We have a maroon chesterfield which has come out of storage, with an oriental-style maroon and purple rug in front of it. We have a tri-light floor lamp. The air in the evening lamplight is coagulated, like a custard thickening; heavier sediments of light collect in the corners of the living room. The drapes are kept closed at night, folds and folds of cloth drawn against the winter, hoarding the dim heavy light, keeping it in.
In this light I spread the evening paper out on the polished hardwood floor and rest on my knees and elbows, reading the comics. In the comics there are people with round holes for eyes, others who can hypnotize you instantly, others with secret identities, others who can stretch their faces into any shape at all.
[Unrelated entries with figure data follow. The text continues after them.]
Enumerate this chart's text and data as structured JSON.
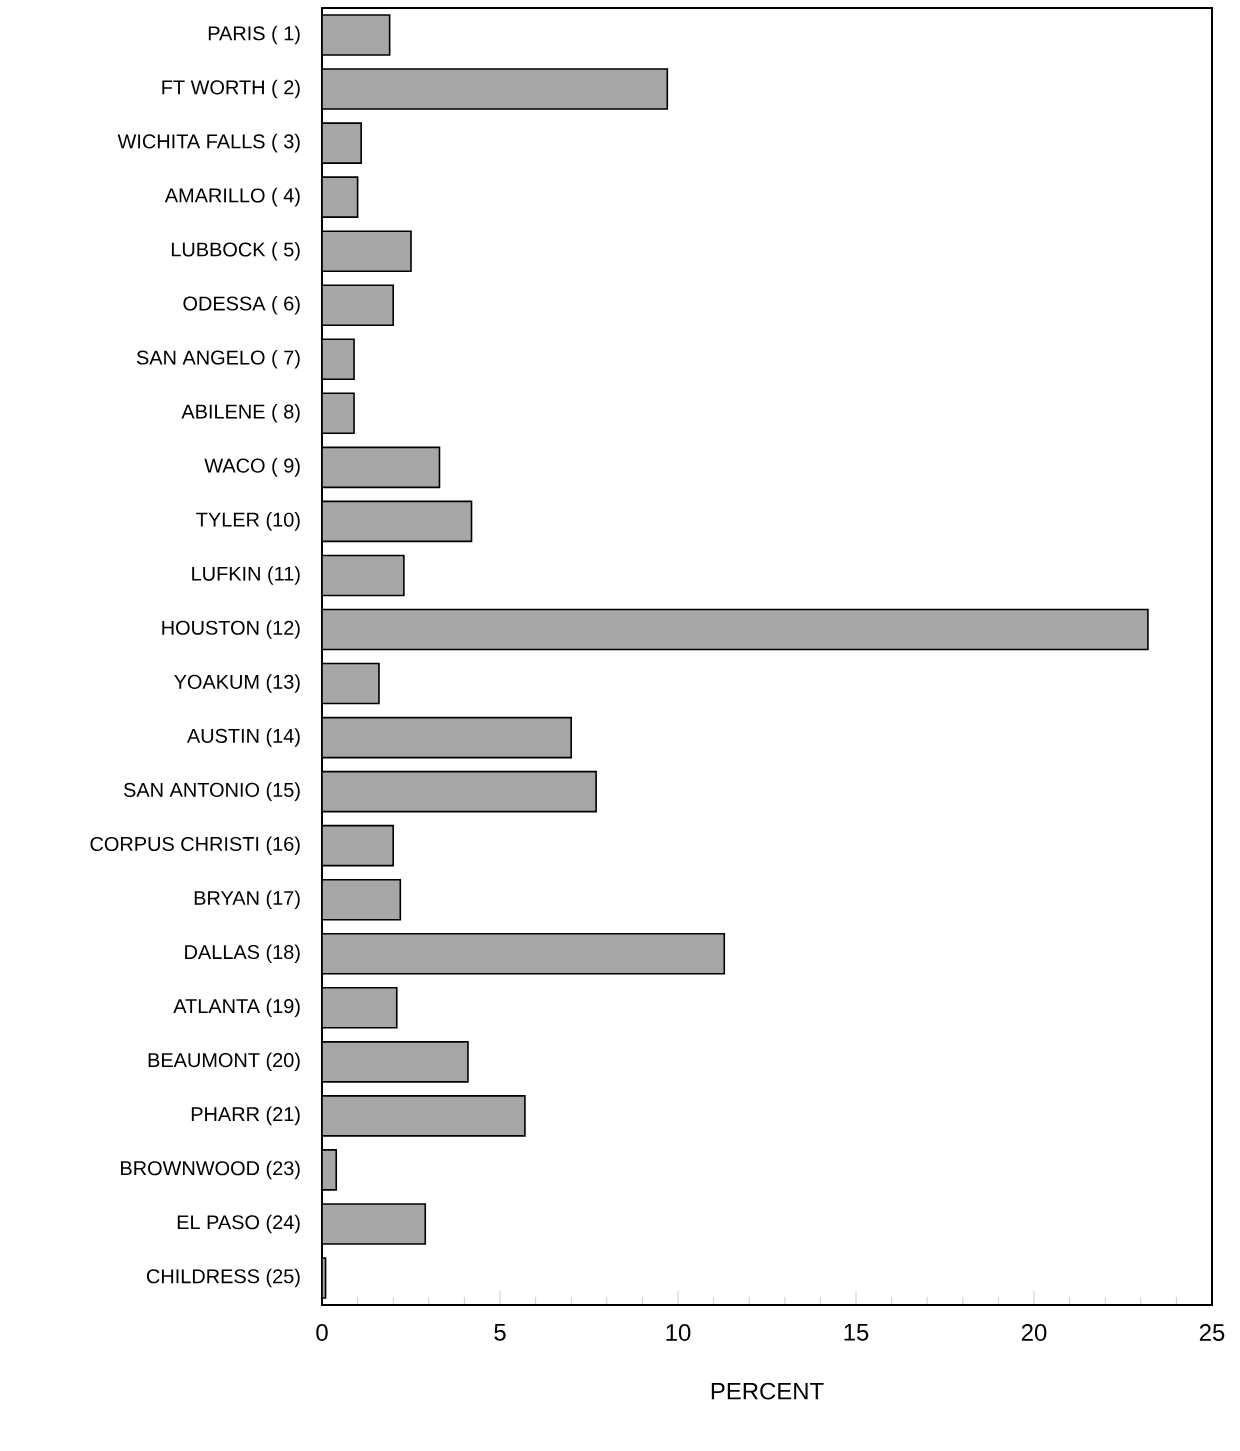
{
  "chart_data": {
    "type": "bar",
    "orientation": "horizontal",
    "xlabel": "PERCENT",
    "categories": [
      "PARIS ( 1)",
      "FT WORTH ( 2)",
      "WICHITA FALLS ( 3)",
      "AMARILLO ( 4)",
      "LUBBOCK ( 5)",
      "ODESSA ( 6)",
      "SAN ANGELO ( 7)",
      "ABILENE ( 8)",
      "WACO ( 9)",
      "TYLER (10)",
      "LUFKIN (11)",
      "HOUSTON (12)",
      "YOAKUM (13)",
      "AUSTIN (14)",
      "SAN ANTONIO (15)",
      "CORPUS CHRISTI (16)",
      "BRYAN (17)",
      "DALLAS (18)",
      "ATLANTA (19)",
      "BEAUMONT (20)",
      "PHARR (21)",
      "BROWNWOOD (23)",
      "EL PASO (24)",
      "CHILDRESS (25)"
    ],
    "values": [
      1.9,
      9.7,
      1.1,
      1.0,
      2.5,
      2.0,
      0.9,
      0.9,
      3.3,
      4.2,
      2.3,
      23.2,
      1.6,
      7.0,
      7.7,
      2.0,
      2.2,
      11.3,
      2.1,
      4.1,
      5.7,
      0.4,
      2.9,
      0.1
    ],
    "color": "#a6a6a6",
    "xlim": [
      0,
      25
    ],
    "xticks": [
      0,
      5,
      10,
      15,
      20,
      25
    ]
  }
}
Around me is the scent of newsprint and floor wax, the bureau drawer smell of my itchy stockings mingled with that of grimy knees, the scratchy hot smell of wool plaid and the cat box aroma of cotton underpants. Behind me the radio plays square dance music from the Maritimes, Don Messer and His Islanders, in preparation for the six o’clock news. The radio is of dark varnished wood with a single green eye that moves along the dial as you turn the knob. Between the stations this eye makes eerie noises from outer space. Radio waves, says Stephen.